Celebrating our success back at the hut Andrey surprises us by saying he wants to go back to Zürich right away to be on time for a meeting on Monday. We are trying to talk him out of it, but alas, he leaves. Ralf and I spend a relaxed afternoon at the hut which is emptying rapidly. At some point I feel a bit uncomfortable as it seems we are now the only guests and maybe should be leaving as well. Instead we take it easy and descend on Monday morning. The crew at the hut is preparing everything for winter and we see the supply helicopter landing directly in front of our window.
Awesome trip in fantastically beautiful surroundings. The weather and mountain were as perfect as you could possibly wish for. Thank you Ralf and Andrey for making this possible. Always an honour to share a rope with you. Special credits to Ralf for carrying the rope most of the way and being a diligent rope leader "on the sharp end".
And a video of Gerlinde Kaltenbrunner climbing the same mountain:
Anita started a new job at the beginning of the month. Her colleagues gave her a voucher for the cable car and lunch at the Fürenalp as a farewell present. Since this is her last free weekend for the entire rest of the year we decided to redeem it. We were lucky with the weather and had the sunniest weekend in weeks. We were less lucky with our car. Apparently we are not using it enough, so despite being only 2 years old, the battery was dead in the morning. The service guy was quick though and a jumper cable fixed the problem in minutes.
Of course I wouldn't take the cable car up a mountain so Anita chose the scenic Panorama-Weg starting in Engelberg.
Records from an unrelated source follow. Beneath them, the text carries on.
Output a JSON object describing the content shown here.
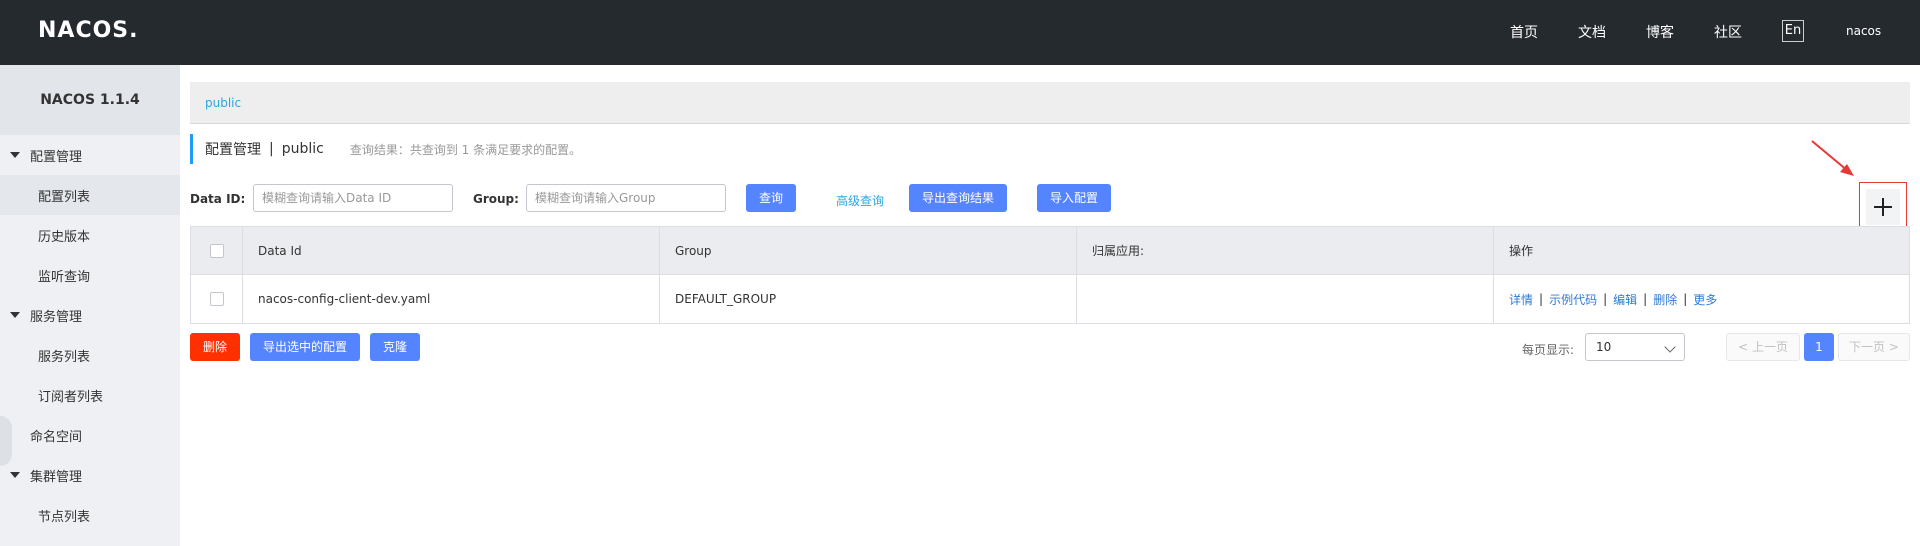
{
  "header": {
    "logo": "NACOS.",
    "nav": [
      "首页",
      "文档",
      "博客",
      "社区"
    ],
    "lang": "En",
    "user": "nacos"
  },
  "sidebar": {
    "version": "NACOS 1.1.4",
    "groups": [
      {
        "label": "配置管理",
        "items": [
          "配置列表",
          "历史版本",
          "监听查询"
        ]
      },
      {
        "label": "服务管理",
        "items": [
          "服务列表",
          "订阅者列表"
        ]
      }
    ],
    "namespace": "命名空间",
    "cluster": {
      "label": "集群管理",
      "items": [
        "节点列表"
      ]
    }
  },
  "breadcrumb": {
    "namespace": "public"
  },
  "page": {
    "title": "配置管理",
    "separator": "|",
    "namespace": "public",
    "result": "查询结果：共查询到 1 条满足要求的配置。"
  },
  "search": {
    "data_id_label": "Data ID:",
    "data_id_placeholder": "模糊查询请输入Data ID",
    "group_label": "Group:",
    "group_placeholder": "模糊查询请输入Group",
    "query": "查询",
    "advanced": "高级查询",
    "export": "导出查询结果",
    "import": "导入配置"
  },
  "add_button": {
    "symbol": "+"
  },
  "table": {
    "columns": [
      "Data Id",
      "Group",
      "归属应用:",
      "操作"
    ],
    "rows": [
      {
        "data_id": "nacos-config-client-dev.yaml",
        "group": "DEFAULT_GROUP",
        "app": ""
      }
    ],
    "ops": [
      "详情",
      "示例代码",
      "编辑",
      "删除",
      "更多"
    ]
  },
  "bulk": {
    "delete": "删除",
    "export_selected": "导出选中的配置",
    "clone": "克隆"
  },
  "pagination": {
    "per_page_label": "每页显示:",
    "per_page": "10",
    "prev": "上一页",
    "current": "1",
    "next": "下一页"
  },
  "colors": {
    "header_bg": "#252a2f",
    "primary": "#5584ff",
    "danger": "#ff3000",
    "link": "#2ca6e0",
    "highlight": "#e53935"
  }
}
It traverses the Hahnen (2606m) and Wissberg (2627m) and offers beautiful vistas over the Engelberg valley and surrounding steep mountain faces. Despite me nagging and pushing to "just take a quick detour" (up a T5 trail...) we settle on just going to the restaurant.
After a huge meal (awesome present - thanks Horw!) we take the steepest cable car I've ever been on down to the valley floor. It's more like an escalator than a cable car, passing over a near vertical cliff. It's a very popular location for paragliders. Usually this looks like a relaxed sport, gracefully circling in the air. There are a few hardcores here though. Their kites are tiny and they fly insanely close to the cliffs, taking only a minute or so to go down the entire mountain. Seems to be a cross between base jumping wing suits and paragliding.